If reason arises from the failure of intellect it is doubtless to rectify the valuations of the ego. Now the compass, which is in itself very inferior to the hand which fashions it and appropriates it to its own use, nevertheless implies a defect in that hand which directs it. So there is between the eye and the telescope, which comes to its aid, all the distance that divides the faculty from the instrument which it governs. Still the telescope joined to the eye communicates to it a great power of vision; but the instrument arises from the failure of the eye, which is nevertheless infinitely superior to it; for it is the eye which sees, and not the telescope.

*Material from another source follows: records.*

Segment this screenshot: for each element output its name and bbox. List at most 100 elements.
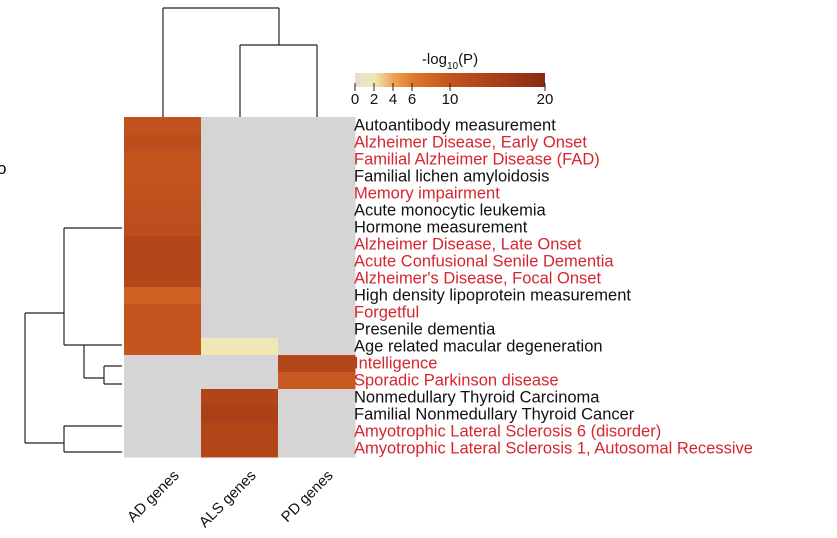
row-label: Acute monocytic leukemia [354, 202, 546, 220]
heatmap-cell [124, 202, 202, 220]
heatmap-cell [201, 440, 279, 458]
heatmap-cell [278, 168, 356, 186]
heatmap-cell [201, 134, 279, 152]
heatmap-cell [201, 202, 279, 220]
heatmap-cell [124, 151, 202, 169]
legend-tick-label: 0 [351, 91, 359, 108]
heatmap-cell [201, 355, 279, 373]
heatmap-cell [278, 389, 356, 407]
heatmap-cell [278, 253, 356, 271]
heatmap-cell [278, 134, 356, 152]
heatmap-cell [124, 287, 202, 305]
heatmap-cell [201, 151, 279, 169]
heatmap-cell [124, 117, 202, 135]
heatmap-cell [124, 338, 202, 356]
heatmap-cell [278, 372, 356, 390]
column-labels: AD genes ALS genes PD genes [124, 467, 337, 531]
heatmap-cell [201, 321, 279, 339]
heatmap-cell [124, 372, 202, 390]
row-label: Familial lichen amyloidosis [354, 168, 549, 186]
heatmap-cell [124, 321, 202, 339]
heatmap-cell [124, 304, 202, 322]
row-label: Forgetful [354, 304, 419, 322]
heatmap-cell [124, 168, 202, 186]
heatmap-cells [124, 117, 356, 458]
row-label: Acute Confusional Senile Dementia [354, 253, 614, 271]
heatmap-cell [278, 202, 356, 220]
row-label: Alzheimer Disease, Late Onset [354, 236, 582, 254]
heatmap-cell [201, 219, 279, 237]
row-label: Memory impairment [354, 185, 500, 203]
row-label: Amyotrophic Lateral Sclerosis 6 (disorde… [354, 423, 661, 441]
heatmap-cell [278, 287, 356, 305]
column-dendrogram [162, 7, 318, 117]
heatmap-cell [201, 117, 279, 135]
row-label: Familial Alzheimer Disease (FAD) [354, 151, 600, 169]
heatmap-cell [278, 151, 356, 169]
row-label: Nonmedullary Thyroid Carcinoma [354, 389, 600, 407]
heatmap-cell [278, 321, 356, 339]
legend-ticks: 0 2 4 6 10 20 [351, 83, 554, 108]
heatmap-cell [278, 219, 356, 237]
row-label: Hormone measurement [354, 219, 528, 237]
row-dendrogram [24, 227, 122, 453]
heatmap-cell [124, 270, 202, 288]
heatmap-cell [278, 406, 356, 424]
row-label: High density lipoprotein measurement [354, 287, 631, 305]
heatmap-cell [278, 423, 356, 441]
heatmap-cell [124, 185, 202, 203]
legend-title: -log10(P) [422, 51, 478, 72]
heatmap-cell [124, 440, 202, 458]
row-label: Amyotrophic Lateral Sclerosis 1, Autosom… [354, 440, 753, 458]
heatmap-cell [201, 338, 279, 356]
row-label: Presenile dementia [354, 321, 496, 339]
heatmap-cell [201, 236, 279, 254]
heatmap-cell [201, 185, 279, 203]
heatmap-cell [278, 338, 356, 356]
heatmap-cell [124, 355, 202, 373]
heatmap-cell [124, 219, 202, 237]
row-label: Alzheimer's Disease, Focal Onset [354, 270, 601, 288]
row-label: Intelligence [354, 355, 437, 373]
color-legend: -log10(P) 0 2 4 6 10 20 [351, 51, 554, 108]
heatmap-cell [278, 440, 356, 458]
heatmap-cell [124, 236, 202, 254]
cut-off-label: o [0, 159, 6, 178]
row-label: Age related macular degeneration [354, 338, 603, 356]
column-label: AD genes [124, 467, 183, 526]
heatmap-cell [124, 389, 202, 407]
heatmap-cell [278, 185, 356, 203]
heatmap-cell [201, 168, 279, 186]
legend-colorbar [355, 73, 545, 87]
heatmap-cell [201, 304, 279, 322]
row-label: Autoantibody measurement [354, 117, 556, 135]
column-label: ALS genes [196, 467, 260, 531]
legend-tick-label: 4 [389, 91, 397, 108]
heatmap-cell [278, 304, 356, 322]
heatmap-cell [201, 406, 279, 424]
row-label: Sporadic Parkinson disease [354, 372, 559, 390]
heatmap-cell [278, 117, 356, 135]
heatmap-cell [124, 406, 202, 424]
heatmap-cell [201, 389, 279, 407]
heatmap-cell [201, 270, 279, 288]
heatmap-cell [201, 372, 279, 390]
heatmap-cell [278, 270, 356, 288]
heatmap-cell [201, 423, 279, 441]
heatmap-cell [201, 287, 279, 305]
heatmap-cell [124, 134, 202, 152]
row-label: Alzheimer Disease, Early Onset [354, 134, 587, 152]
heatmap-cell [278, 355, 356, 373]
heatmap-cell [124, 423, 202, 441]
heatmap-cell [201, 253, 279, 271]
legend-tick-label: 10 [442, 91, 459, 108]
heatmap-cell [278, 236, 356, 254]
heatmap-cell [124, 253, 202, 271]
column-label: PD genes [278, 467, 337, 526]
legend-tick-label: 6 [408, 91, 416, 108]
legend-tick-label: 20 [537, 91, 554, 108]
legend-tick-label: 2 [370, 91, 378, 108]
row-label: Familial Nonmedullary Thyroid Cancer [354, 406, 635, 424]
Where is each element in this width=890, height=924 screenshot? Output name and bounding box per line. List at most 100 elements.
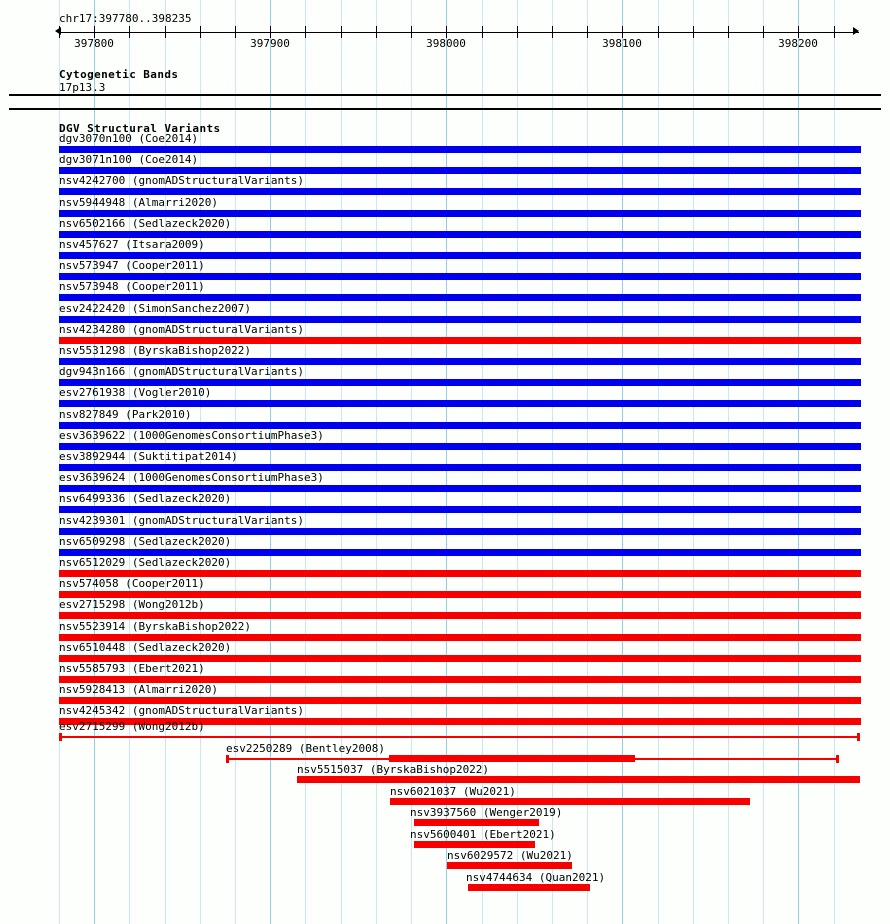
variant-label[interactable]: dgv3070n100 (Coe2014) (59, 132, 199, 145)
variant-label[interactable]: nsv6021037 (Wu2021) (390, 784, 516, 798)
gridline (341, 0, 342, 924)
variant-label[interactable]: nsv6502166 (Sedlazeck2020) (59, 216, 232, 230)
variant-bar[interactable] (59, 400, 861, 408)
variant-label[interactable]: nsv6499336 (Sedlazeck2020) (59, 492, 232, 506)
variant-label[interactable]: dgv3071n100 (Coe2014) (59, 153, 199, 167)
ruler-tick-label: 398000 (426, 37, 466, 50)
ruler-tick-label: 397900 (250, 37, 290, 50)
variant-label[interactable]: esv2715299 (Wong2012b) (59, 720, 205, 733)
gridline (798, 0, 799, 924)
ruler-tick (235, 26, 236, 38)
variant-label[interactable]: nsv4242700 (gnomADStructuralVariants) (59, 174, 305, 188)
arrow-right-icon[interactable] (853, 27, 859, 35)
variant-bar[interactable] (59, 485, 861, 493)
variant-bar[interactable] (59, 654, 861, 662)
locus-label: chr17:397780..398235 (59, 12, 192, 25)
variant-bar[interactable] (414, 840, 535, 848)
variant-label[interactable]: nsv5928413 (Almarri2020) (59, 683, 218, 697)
ruler-tick (411, 26, 412, 38)
ruler-tick (658, 26, 659, 38)
ruler-tick (587, 26, 588, 38)
variant-label[interactable]: nsv5515037 (ByrskaBishop2022) (297, 763, 490, 776)
variant-label[interactable]: nsv6029572 (Wu2021) (447, 849, 573, 862)
variant-bar[interactable] (59, 146, 861, 153)
variant-label[interactable]: nsv4744634 (Quan2021) (466, 870, 606, 884)
variant-bar[interactable] (59, 209, 861, 217)
variant-bar[interactable] (59, 527, 861, 535)
variant-label[interactable]: esv3639622 (1000GenomesConsortiumPhase3) (59, 428, 324, 442)
gridline (622, 0, 623, 924)
variant-label[interactable]: nsv5585793 (Ebert2021) (59, 662, 205, 675)
variant-bar[interactable] (59, 718, 861, 726)
variant-label[interactable]: nsv4234280 (gnomADStructuralVariants) (59, 322, 305, 336)
variant-bar[interactable] (59, 167, 861, 175)
gridline (658, 0, 659, 924)
variant-bar[interactable] (59, 570, 861, 577)
arrow-left-icon[interactable] (55, 27, 61, 35)
ruler-tick (517, 26, 518, 38)
variant-label[interactable]: dgv943n166 (gnomADStructuralVariants) (59, 365, 305, 379)
variant-label[interactable]: nsv4239301 (gnomADStructuralVariants) (59, 513, 305, 527)
variant-label[interactable]: nsv6509298 (Sedlazeck2020) (59, 534, 232, 548)
variant-bar[interactable] (59, 336, 861, 344)
variant-label[interactable]: esv2715298 (Wong2012b) (59, 598, 205, 612)
cytogenetic-bands-title: Cytogenetic Bands (59, 68, 179, 81)
variant-bar[interactable] (59, 612, 861, 620)
variant-label[interactable]: nsv3937560 (Wenger2019) (410, 806, 563, 819)
gridline (517, 0, 518, 924)
variant-start-cap[interactable] (59, 733, 62, 741)
variant-label[interactable]: esv2761938 (Vogler2010) (59, 386, 212, 400)
variant-label[interactable]: nsv5944948 (Almarri2020) (59, 195, 218, 209)
variant-label[interactable]: nsv457627 (Itsara2009) (59, 238, 205, 251)
variant-bar[interactable] (59, 294, 861, 302)
variant-bar[interactable] (59, 358, 861, 365)
variant-label[interactable]: nsv573947 (Cooper2011) (59, 259, 205, 273)
variant-bar[interactable] (447, 862, 572, 869)
variant-bar[interactable] (59, 379, 861, 387)
ruler-tick (376, 26, 377, 38)
ruler-tick (552, 26, 553, 38)
variant-bar[interactable] (59, 506, 861, 514)
variant-label[interactable]: esv3892944 (Suktitipat2014) (59, 450, 238, 463)
variant-bar[interactable] (59, 188, 861, 196)
variant-bar[interactable] (390, 797, 750, 805)
variant-bar[interactable] (59, 633, 861, 641)
variant-bar[interactable] (414, 819, 539, 826)
ruler-tick (482, 26, 483, 38)
variant-label[interactable]: esv2422420 (SimonSanchez2007) (59, 301, 252, 315)
variant-bar[interactable] (59, 315, 861, 323)
variant-bar[interactable] (59, 273, 861, 281)
variant-bar[interactable] (59, 464, 861, 471)
variant-bar[interactable] (59, 252, 861, 259)
variant-bar[interactable] (59, 230, 861, 238)
variant-bar[interactable] (59, 697, 861, 705)
dgv-section-title: DGV Structural Variants (59, 122, 221, 135)
variant-end-cap[interactable] (836, 754, 839, 763)
variant-bar[interactable] (59, 548, 861, 556)
variant-label[interactable]: nsv573948 (Cooper2011) (59, 280, 205, 294)
variant-bar[interactable] (389, 754, 635, 762)
variant-label[interactable]: nsv5600401 (Ebert2021) (410, 827, 556, 841)
variant-label[interactable]: nsv5531298 (ByrskaBishop2022) (59, 344, 252, 357)
gridline (552, 0, 553, 924)
variant-label[interactable]: nsv827849 (Park2010) (59, 407, 192, 421)
variant-end-cap[interactable] (857, 733, 860, 741)
variant-bar[interactable] (468, 883, 590, 891)
variant-label[interactable]: nsv6510448 (Sedlazeck2020) (59, 640, 232, 654)
variant-bar[interactable] (59, 442, 861, 450)
gridline (728, 0, 729, 924)
variant-span-line[interactable] (59, 736, 860, 738)
variant-bar[interactable] (59, 421, 861, 429)
variant-label[interactable]: nsv6512029 (Sedlazeck2020) (59, 556, 232, 569)
ruler-tick (200, 26, 201, 38)
variant-label[interactable]: nsv4245342 (gnomADStructuralVariants) (59, 704, 305, 718)
variant-label[interactable]: nsv5523914 (ByrskaBishop2022) (59, 619, 252, 633)
variant-bar[interactable] (297, 776, 860, 783)
variant-bar[interactable] (59, 676, 861, 683)
variant-label[interactable]: nsv574058 (Cooper2011) (59, 577, 205, 591)
variant-bar[interactable] (59, 591, 861, 599)
variant-label[interactable]: esv3639624 (1000GenomesConsortiumPhase3) (59, 471, 324, 485)
coordinate-ruler[interactable]: chr17:397780..398235 397800 397900 398000 3… (0, 0, 890, 52)
variant-start-cap[interactable] (226, 754, 229, 763)
variant-label[interactable]: esv2250289 (Bentley2008) (226, 741, 385, 755)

It is thus that we must understand the relations of reason and intellect. Let us say, then, that the reason is to the intellect exactly what the telescope is to the eye. This established, we can formulate the following definition as well founded.
The intellect is the spiritual eye whose mysterious telescope reason forms, or: reason is a necessary appendage of mental optics, or again: reason is the glass used by the eye of a defective intellect.
But this is not all. St. Thomas provides us still elsewhere with the means of making our analogy more striking. He says, indeed: reason is given us to make clear that which is not evident. Is not this, as it were, the seal of truth applied to our demonstration? Thus the eye uses the telescope absolutely as the intellect employs the reason, to make clear that which is not evident.
Of course it is plain that if the sight and the intellect answered perfectly to their object, they could do without this adjunct which betrays their imperfection. The intellect would thenceforth have no more need of reason than the eye of glasses.
This explains the fact, so important to consider, that the clearer the mental vision is the less one reasons. The angels do not reason; they see clearly what is troubled and confused by our mind. No one reasons in heaven, there is no logician there, no—Intelligence is immortal, but reason, which serves it here below, will fade away in eternity with the senses which like it do but form the conditions of time.
Divine reason alone will endure because it has nothing accidental, and it is substantially united to the eternal word. It is that reason toward which all blest intelligences will finally gravitate. Hence, we see that what already partakes of the celestial life repels reasoning as a cause of imperfection or infirmity. It is thus, by its exclusion of reasons, that the Gospel supremely proves its celestial origin. It is, indeed, a thing well worth remark, especially worthy of our admiration, that there is not to be found, in the four Gospels, a single piece of reasoning, any more than there is an interjection to be found.